War as topic vs. setting

“It is a pretty poem, Mr Pope, but you must not call it Homer.” Richard Bentley

If I had to pick one favorite statement about translation, Bentley’s would be it. The beauty of Pope’s translation—as with others’ from his time up to ours—can be intoxicating. In Pope’s case, the translation’s beauty inspired generations of Englishmen, military officers especially, to decide the Iliad is a poem about how excellent and meaningful war is. After a few rounds of world wars, though, survivors started to catch on that maybe this beauty, appealing though it may be, was a lie. Turns out something can be beautiful and terrible at the same time. If we paid attention to Homer, we might notice that seems to be what the Trojan elders say about Helen in book three. In any case, a 180 degree turn was called for, and now, the Iliad is often referred to as an anti-war poem.

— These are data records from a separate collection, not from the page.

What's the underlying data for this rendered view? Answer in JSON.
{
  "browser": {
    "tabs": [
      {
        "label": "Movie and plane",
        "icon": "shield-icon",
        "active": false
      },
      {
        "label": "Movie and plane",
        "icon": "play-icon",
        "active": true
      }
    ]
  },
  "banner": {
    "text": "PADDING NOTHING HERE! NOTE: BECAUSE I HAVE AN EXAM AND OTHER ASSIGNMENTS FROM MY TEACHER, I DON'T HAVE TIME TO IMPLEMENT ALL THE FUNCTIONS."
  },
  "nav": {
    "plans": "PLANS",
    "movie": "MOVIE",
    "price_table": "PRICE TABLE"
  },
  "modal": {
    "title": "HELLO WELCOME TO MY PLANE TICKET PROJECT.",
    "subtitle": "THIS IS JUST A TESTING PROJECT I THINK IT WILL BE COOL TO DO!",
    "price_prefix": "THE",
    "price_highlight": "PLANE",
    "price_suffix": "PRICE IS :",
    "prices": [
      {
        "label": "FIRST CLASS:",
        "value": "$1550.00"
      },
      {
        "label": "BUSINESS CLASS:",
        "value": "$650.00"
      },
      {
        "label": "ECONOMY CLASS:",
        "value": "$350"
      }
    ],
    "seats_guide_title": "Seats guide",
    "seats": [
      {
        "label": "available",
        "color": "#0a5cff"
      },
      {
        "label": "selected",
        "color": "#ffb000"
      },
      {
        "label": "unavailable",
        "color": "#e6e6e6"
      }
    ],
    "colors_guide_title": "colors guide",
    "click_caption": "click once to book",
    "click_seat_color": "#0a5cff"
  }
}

Is it, though? Is the poem about a war or set at a war? What’s the difference? I’ll tell you what I think the difference is, and I am interested to hear whether you think there is one as well.

I think—not know, of course, because we can only chase the Iliad’s meaning, never catch it—the Iliad is set at two wars: the war between the Achaeans and the Trojans and the war between Achilles and Agamemnon. Both these wars provide a context for exploring the breakdown of community, the causes of that breakdown, and how to avoid it, theoretically at least (see book 23). In the Iliad the breakdown is attributable largely to the gods, which for me (not necessarily for ancients…I wasn’t there, so I can’t be sure, really) represent forces that we either cannot or struggle to control—selfishness, pride, etc. The larger Trojan war results from a breakdown of xenia, a divine law governing the relationships between strangers, guest and host. The internal war between Achilles and Agamemnon results from a refusal to accept that authority can take many forms, and all must be respected.

That’s about as much as I can say in a small space. I would love to hear your thoughts on the poem as well.